From now on, we’ll have to muddle through somehow.

So have yourself a merry little Christmas now.

That was too morose for the movie. Meet Me in St. Louis told the story of the Smith family from St. Louis, with four daughters. One of them, 17-year-old Esther, falls in love with John, a boy who has just moved in next door. Her hopes of marriage are crushed just before Christmas when her father announces he has been transferred to New York. I won’t spoil the plot…but at a crucial juncture Garland sings a revised version of the song, including the lyrics:

Have yourself a merry little Christmas, Let your heart be light
Next year all our troubles will be out of sight

Have yourself a merry little Christmas, Make the yuletide gay
Next year all our troubles will be miles away

Once again as in olden days, Happy golden days of yore
Faithful friends who were near to us, Will be dear to us once more

Someday soon we all will be together, If the fates allow
Until then, we’ll have to muddle through somehow
So have yourself a merry little Christmas now

The sadness of leaving home and future uncertainty resonated with the sadness and uncertainty of the times. The movie was a huge success. Major recording artists wanted to record it, and the lyrics were slightly changed a few times. But as Paul Harvey might say, you still don’t know ‘the rest of the story.’
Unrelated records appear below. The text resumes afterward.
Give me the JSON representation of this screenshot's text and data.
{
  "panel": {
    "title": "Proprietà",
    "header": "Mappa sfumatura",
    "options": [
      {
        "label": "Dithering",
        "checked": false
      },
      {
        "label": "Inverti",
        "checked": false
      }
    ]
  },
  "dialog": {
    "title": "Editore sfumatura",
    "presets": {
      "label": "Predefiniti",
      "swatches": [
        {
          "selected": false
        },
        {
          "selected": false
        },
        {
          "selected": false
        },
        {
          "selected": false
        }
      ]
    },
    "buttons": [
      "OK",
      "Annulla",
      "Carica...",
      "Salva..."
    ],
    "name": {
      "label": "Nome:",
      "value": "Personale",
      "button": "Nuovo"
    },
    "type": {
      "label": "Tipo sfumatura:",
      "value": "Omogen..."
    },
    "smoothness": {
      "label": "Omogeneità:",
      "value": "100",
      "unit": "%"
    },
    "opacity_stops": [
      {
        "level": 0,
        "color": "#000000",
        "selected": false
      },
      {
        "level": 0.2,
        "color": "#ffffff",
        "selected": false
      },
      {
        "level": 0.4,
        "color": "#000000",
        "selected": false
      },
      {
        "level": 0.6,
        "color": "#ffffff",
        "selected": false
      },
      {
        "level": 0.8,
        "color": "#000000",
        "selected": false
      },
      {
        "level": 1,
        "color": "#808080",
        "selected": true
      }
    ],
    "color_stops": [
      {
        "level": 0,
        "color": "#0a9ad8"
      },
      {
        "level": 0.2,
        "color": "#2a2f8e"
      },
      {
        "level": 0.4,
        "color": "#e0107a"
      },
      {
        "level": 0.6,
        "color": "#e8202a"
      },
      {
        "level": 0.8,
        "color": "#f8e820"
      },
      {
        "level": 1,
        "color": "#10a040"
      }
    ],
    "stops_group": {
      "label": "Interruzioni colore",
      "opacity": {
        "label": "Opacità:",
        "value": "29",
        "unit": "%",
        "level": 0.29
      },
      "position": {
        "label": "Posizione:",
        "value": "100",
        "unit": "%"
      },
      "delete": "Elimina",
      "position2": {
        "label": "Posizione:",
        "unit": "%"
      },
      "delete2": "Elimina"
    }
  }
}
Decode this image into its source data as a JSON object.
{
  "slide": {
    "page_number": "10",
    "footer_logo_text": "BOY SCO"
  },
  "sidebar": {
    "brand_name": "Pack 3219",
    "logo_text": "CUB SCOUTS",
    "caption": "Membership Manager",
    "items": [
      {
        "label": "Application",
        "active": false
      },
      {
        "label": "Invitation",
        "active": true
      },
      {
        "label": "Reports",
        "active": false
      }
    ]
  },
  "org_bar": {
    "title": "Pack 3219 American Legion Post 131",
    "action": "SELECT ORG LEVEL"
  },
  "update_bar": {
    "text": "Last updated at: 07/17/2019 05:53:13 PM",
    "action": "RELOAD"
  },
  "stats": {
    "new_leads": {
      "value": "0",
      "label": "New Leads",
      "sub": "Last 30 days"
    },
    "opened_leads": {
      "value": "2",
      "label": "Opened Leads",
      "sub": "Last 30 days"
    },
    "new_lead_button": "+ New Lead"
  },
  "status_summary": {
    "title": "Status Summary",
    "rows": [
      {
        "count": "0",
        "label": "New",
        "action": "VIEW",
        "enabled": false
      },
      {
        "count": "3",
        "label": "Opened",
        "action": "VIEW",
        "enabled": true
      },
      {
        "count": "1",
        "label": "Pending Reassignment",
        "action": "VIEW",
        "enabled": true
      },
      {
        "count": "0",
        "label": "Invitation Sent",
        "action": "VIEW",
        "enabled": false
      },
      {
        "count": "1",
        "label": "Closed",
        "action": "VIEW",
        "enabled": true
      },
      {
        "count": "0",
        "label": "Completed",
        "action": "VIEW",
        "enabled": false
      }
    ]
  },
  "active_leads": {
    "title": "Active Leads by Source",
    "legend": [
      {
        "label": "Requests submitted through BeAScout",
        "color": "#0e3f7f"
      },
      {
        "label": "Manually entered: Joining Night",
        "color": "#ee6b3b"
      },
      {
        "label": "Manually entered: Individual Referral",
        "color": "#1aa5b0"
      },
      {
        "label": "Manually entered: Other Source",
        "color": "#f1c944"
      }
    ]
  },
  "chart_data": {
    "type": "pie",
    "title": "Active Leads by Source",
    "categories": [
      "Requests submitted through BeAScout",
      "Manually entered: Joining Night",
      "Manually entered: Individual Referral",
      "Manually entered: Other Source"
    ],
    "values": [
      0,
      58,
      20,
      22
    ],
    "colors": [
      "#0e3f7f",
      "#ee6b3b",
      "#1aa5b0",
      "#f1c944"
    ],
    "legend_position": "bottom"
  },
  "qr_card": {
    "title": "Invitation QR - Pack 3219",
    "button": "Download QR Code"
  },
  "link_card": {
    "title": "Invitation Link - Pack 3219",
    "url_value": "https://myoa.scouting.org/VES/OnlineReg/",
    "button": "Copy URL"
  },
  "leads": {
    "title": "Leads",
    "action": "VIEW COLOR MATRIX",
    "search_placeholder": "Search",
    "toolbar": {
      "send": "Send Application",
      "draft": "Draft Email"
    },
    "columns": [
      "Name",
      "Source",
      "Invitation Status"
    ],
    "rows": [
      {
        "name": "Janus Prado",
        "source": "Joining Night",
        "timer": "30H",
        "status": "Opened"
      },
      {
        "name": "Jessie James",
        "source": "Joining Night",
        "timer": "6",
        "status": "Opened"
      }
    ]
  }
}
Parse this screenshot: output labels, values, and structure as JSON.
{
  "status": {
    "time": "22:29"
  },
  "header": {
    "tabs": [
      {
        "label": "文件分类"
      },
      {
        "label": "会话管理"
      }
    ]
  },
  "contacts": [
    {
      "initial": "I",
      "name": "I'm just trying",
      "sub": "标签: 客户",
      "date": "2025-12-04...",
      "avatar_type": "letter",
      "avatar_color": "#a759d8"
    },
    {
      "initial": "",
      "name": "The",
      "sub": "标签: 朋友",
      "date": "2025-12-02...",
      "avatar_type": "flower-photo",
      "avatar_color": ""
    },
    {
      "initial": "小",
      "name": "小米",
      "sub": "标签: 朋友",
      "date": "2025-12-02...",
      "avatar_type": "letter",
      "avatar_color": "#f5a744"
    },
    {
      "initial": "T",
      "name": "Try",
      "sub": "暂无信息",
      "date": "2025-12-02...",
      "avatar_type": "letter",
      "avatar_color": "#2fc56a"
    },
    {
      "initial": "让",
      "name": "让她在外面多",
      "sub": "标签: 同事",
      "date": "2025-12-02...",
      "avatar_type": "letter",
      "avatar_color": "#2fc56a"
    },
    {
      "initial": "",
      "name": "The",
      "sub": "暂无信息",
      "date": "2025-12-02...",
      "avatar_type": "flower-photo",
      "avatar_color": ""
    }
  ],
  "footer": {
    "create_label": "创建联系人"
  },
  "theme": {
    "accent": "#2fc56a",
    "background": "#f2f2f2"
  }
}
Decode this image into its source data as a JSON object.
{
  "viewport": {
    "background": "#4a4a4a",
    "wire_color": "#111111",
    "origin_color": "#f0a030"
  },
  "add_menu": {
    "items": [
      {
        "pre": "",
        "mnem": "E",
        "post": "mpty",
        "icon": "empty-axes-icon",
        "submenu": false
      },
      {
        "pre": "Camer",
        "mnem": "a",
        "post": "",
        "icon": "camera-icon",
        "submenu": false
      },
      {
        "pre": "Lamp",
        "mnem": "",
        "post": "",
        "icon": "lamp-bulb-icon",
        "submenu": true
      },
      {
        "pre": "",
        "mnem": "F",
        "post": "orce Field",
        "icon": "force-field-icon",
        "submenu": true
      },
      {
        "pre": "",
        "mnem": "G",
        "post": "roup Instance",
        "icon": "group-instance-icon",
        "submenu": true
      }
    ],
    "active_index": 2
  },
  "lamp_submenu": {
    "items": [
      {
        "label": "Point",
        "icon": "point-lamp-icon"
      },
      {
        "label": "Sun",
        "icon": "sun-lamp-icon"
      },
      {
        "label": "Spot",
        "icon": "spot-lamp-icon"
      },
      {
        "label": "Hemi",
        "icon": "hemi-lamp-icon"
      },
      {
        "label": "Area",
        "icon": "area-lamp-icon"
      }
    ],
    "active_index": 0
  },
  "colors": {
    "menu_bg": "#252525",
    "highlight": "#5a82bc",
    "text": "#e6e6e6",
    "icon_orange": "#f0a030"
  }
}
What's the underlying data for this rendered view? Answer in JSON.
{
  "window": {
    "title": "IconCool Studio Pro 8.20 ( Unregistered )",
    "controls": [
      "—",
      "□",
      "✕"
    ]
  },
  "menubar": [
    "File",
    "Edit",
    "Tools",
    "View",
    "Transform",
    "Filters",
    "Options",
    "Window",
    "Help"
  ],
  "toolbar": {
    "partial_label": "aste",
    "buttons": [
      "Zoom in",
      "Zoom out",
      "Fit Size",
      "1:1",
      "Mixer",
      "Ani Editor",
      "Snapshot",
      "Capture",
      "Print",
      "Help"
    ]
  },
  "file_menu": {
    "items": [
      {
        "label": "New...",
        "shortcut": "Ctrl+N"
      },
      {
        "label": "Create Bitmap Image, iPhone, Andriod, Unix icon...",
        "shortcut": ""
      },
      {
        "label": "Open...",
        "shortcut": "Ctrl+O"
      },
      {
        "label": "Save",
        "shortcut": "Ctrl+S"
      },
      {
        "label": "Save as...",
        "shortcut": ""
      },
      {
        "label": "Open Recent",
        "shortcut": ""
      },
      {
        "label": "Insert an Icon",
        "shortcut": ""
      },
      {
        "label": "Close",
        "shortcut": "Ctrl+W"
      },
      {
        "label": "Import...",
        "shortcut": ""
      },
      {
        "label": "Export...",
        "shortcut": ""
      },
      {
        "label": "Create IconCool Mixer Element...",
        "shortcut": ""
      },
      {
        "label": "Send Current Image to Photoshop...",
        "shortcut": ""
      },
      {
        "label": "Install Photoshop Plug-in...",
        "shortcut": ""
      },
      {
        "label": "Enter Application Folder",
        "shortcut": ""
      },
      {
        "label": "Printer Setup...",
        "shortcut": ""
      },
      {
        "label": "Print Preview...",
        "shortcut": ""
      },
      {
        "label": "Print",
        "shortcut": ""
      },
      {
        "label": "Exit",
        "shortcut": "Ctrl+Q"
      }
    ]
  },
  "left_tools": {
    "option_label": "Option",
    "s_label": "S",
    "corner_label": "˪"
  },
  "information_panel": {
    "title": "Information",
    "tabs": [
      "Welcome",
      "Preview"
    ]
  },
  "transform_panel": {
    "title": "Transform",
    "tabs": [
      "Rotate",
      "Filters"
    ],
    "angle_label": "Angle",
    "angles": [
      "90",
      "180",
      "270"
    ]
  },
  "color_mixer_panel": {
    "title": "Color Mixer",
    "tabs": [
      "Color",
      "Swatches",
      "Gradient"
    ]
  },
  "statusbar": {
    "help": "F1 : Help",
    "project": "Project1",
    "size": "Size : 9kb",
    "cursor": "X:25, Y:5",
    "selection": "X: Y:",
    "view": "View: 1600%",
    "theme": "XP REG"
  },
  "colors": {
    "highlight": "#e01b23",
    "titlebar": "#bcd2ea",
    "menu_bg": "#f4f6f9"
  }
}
After reaching the heights of stardom, Martin fell on difficult times. He suffered a nervous breakdown, and like so often happens, when he was at that low point, he felt the embrace of God’s love and came to faith in Jesus Christ. Many years later, he revisited his song. Knowing Jesus left his old lyrics shallow and vague. For him, it wasn’t just the “fates” that held the future. So in 1996, more than fifty years after Garland crooned his original version, he and John Fricke rewrote his classic song with the title, “Have Yourself a Blessed Little Christmas.” It included these lyrics:

Have yourself a blessed little Christmas, Christ the King is born.

Let your voices ring upon this happy morn.

Have yourself a blessed little Christmas, Serenade the earth.

Tell the world we celebrate the Savior’s birth.

Let us gather to sing to him, And to bring to him our praise.

Son of God and a friend to all, To the end of all our days…

Let us all proclaim the joyous tidings, Voices raised on high.

Send this carol soaring up into the sky.

This very merry, blessed Christmas lullaby.

Sing hosannas, hymns & hallelujahs, As to him we bow.

Make the music mighty as the heav’ns allow.

And have yourself a blessed little Christmas now.

When Martin wrote the first version of his song almost 80 years ago, the world was embroiled in a world war. Today, we’re on the brink of another world war. Sadness and uncertainty mark our times. But we can have assurance and hope because Christ was born. The Son of God is the crucified, risen, ascended, and soon-coming king. So ‘have yourself a blessed little Christmas’ this year!